Thursday, July 10, 2014

Handsome Men (part 1)

There was a Benjaminite named Kish… He was a prominent person.  He had a son named Saul, a handsome young man. – 1 Samuel 9:1a,2a  (NET)

Israel is going to receive its first king.  The author reports that “the Lord said to Samuel, ‘Do everything the people request of you.  For it is not you that they have rejected, but it is Me that they have rejected as their king.  Just as they have done from the day that I brought them up from Egypt until this very day, they have rejected Me and have served other gods” (8:7-8a).  One should here recognize the fact that the proximate cause of Israel’s request for a king stemmed from Samuel. 

You see, “In his old age Samuel appointed his sons as judges over Israel… But his sons did not follow his ways.  Instead, they made money dishonestly, accepted bribes, and perverted justice” (8:1,3).  It was for this reason that “all the elders of Israel gathered together and approached Samuel” and “said to him, ‘Look, you are old, and your sons don’t follow your ways.  So now appoint over us a king to lead us, just like all the other nations have” (8:4a,5). 

So some may point fingers of blame and rebellion at the people of Israel, and one can certainly understand the words on offer from the Lord to Samuel, comforting him by saying that it is the Lord of Israel that has been rejected and not him, but it must be borne in mind that it is Samuel’s sons that are the issue.  Had Samuel been a better father he might have prevented Israel from traveling the route of monarchy.  Without getting off track, this issue of being a poor father can serve to partially explain David’s affinity for Samuel.  At the same time, however, part of the covenant God’s words to Moses included an insistence that the people would indeed ask for a king, with the Creator God giving directions as to the proper response, so there was always an aura of inevitability about the whole thing.
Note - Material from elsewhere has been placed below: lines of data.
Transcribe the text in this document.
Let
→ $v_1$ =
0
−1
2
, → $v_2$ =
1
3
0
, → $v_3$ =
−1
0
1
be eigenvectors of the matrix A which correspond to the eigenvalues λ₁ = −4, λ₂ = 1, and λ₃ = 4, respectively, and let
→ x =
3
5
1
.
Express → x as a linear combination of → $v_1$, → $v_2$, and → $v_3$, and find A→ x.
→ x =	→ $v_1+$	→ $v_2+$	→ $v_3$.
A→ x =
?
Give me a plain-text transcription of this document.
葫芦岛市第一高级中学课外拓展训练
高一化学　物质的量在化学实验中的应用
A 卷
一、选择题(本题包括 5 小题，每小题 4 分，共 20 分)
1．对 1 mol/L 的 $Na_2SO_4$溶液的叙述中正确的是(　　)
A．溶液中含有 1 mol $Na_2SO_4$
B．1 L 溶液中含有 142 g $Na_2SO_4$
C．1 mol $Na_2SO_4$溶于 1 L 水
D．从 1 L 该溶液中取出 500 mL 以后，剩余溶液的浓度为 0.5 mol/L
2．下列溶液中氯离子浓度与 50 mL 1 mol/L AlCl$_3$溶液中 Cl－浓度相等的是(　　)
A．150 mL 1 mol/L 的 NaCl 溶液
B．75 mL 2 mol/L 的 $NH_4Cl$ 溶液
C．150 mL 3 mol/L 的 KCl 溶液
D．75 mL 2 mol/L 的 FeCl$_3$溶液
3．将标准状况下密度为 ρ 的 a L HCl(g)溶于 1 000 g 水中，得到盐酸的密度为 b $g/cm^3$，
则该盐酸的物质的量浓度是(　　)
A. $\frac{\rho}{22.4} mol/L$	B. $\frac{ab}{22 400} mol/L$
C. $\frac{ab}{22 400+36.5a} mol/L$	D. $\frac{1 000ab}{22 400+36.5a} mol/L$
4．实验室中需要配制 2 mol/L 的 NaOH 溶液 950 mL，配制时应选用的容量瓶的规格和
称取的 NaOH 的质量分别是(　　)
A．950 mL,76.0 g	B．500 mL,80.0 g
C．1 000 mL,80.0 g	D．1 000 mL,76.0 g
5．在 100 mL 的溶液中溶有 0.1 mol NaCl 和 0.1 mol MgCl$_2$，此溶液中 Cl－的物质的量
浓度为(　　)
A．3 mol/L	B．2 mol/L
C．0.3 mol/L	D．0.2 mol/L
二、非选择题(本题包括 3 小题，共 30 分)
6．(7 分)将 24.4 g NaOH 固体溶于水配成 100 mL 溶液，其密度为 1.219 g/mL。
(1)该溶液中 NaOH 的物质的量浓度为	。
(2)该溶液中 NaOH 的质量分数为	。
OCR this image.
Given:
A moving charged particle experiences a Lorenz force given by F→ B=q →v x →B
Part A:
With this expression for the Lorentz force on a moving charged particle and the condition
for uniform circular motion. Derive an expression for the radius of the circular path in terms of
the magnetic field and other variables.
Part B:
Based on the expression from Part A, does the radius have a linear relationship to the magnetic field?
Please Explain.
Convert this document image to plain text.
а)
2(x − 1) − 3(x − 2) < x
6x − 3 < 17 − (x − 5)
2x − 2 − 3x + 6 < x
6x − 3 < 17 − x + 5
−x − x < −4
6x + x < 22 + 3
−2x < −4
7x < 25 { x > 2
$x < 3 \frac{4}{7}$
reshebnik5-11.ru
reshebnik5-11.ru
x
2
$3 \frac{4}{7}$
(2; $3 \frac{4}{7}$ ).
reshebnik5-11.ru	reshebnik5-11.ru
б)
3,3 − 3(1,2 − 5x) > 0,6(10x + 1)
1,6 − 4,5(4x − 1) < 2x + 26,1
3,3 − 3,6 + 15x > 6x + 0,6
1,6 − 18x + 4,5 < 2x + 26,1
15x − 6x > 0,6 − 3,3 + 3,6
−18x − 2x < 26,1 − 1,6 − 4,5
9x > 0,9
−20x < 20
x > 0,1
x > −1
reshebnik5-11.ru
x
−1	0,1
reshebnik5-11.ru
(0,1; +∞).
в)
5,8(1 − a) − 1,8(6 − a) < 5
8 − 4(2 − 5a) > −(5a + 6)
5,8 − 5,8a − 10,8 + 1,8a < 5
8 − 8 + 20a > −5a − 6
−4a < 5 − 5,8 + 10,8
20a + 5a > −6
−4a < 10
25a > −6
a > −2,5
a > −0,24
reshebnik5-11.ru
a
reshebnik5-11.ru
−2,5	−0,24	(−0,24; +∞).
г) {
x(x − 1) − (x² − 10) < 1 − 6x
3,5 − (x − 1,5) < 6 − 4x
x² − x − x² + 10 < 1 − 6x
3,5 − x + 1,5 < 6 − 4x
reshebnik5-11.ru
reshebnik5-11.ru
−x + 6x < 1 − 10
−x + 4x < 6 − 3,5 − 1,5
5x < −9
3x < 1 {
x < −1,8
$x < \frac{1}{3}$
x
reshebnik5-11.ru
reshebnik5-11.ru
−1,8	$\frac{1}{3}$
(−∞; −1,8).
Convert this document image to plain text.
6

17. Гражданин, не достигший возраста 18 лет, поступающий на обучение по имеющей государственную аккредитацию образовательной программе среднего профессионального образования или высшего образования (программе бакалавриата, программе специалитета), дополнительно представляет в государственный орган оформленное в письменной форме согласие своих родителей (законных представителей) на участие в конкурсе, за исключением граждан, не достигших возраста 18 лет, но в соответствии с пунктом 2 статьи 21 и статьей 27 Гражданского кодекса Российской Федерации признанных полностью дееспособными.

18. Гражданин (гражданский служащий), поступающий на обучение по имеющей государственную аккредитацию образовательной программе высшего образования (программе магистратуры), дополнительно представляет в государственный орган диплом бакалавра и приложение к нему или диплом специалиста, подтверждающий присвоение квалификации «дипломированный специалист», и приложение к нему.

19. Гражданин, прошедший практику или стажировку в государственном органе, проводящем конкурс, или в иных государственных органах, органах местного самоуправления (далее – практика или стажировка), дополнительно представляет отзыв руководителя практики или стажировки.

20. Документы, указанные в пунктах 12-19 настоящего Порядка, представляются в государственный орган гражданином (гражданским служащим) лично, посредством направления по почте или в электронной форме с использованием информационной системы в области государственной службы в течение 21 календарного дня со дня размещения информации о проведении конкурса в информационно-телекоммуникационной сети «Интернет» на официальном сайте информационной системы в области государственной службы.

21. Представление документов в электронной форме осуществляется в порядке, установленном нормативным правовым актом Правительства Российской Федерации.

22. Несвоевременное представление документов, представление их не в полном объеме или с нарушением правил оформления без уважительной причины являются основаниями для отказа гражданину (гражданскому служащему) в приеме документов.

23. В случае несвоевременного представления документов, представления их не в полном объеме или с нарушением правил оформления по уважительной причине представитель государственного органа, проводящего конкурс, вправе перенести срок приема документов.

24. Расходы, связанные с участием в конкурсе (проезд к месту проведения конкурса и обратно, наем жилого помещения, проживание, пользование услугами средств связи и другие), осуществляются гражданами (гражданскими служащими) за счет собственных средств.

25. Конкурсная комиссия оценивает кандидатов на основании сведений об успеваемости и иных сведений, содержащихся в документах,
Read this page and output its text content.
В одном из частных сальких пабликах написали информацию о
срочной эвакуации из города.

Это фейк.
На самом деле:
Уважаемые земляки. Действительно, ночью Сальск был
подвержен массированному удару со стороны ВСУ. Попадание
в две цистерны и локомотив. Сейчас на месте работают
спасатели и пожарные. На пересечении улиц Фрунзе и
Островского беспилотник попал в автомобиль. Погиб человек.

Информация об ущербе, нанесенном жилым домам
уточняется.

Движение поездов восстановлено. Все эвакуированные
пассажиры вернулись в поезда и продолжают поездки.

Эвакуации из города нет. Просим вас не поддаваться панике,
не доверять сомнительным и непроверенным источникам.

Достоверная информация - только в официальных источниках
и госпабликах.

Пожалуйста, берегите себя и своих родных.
Samuel then goes to seek out a king to set over the people of Israel.  Because the story introduces Saul immediately after “The Lord said to Samuel, ‘Do as they say and install a king over them’” (8:22a), the reader knows that, when hearing the description of Saul, that this is the one that the God of Israel has chosen to be anointed as king over His people.  It is said that Saul was “a handsome young man.  There was no one among the Israelites more handsome than he was; he stood head and shoulders above all the people” (9:2). 

Whether one realizes it or not, this is the beginning of a pattern as it relates to the monarchy.  Also, through a continued paying of careful attention, this talk of a man being handsome, when presented to a people that absolutely defines themselves by the story of exodus, with that story naturally including the story of Joseph (which explains how Israel came to be in Egypt in the first place so that there could be a resulting exodus), could very well remind the people of Joseph, who was described as being “well built and good-looking” (Genesis 39:6b).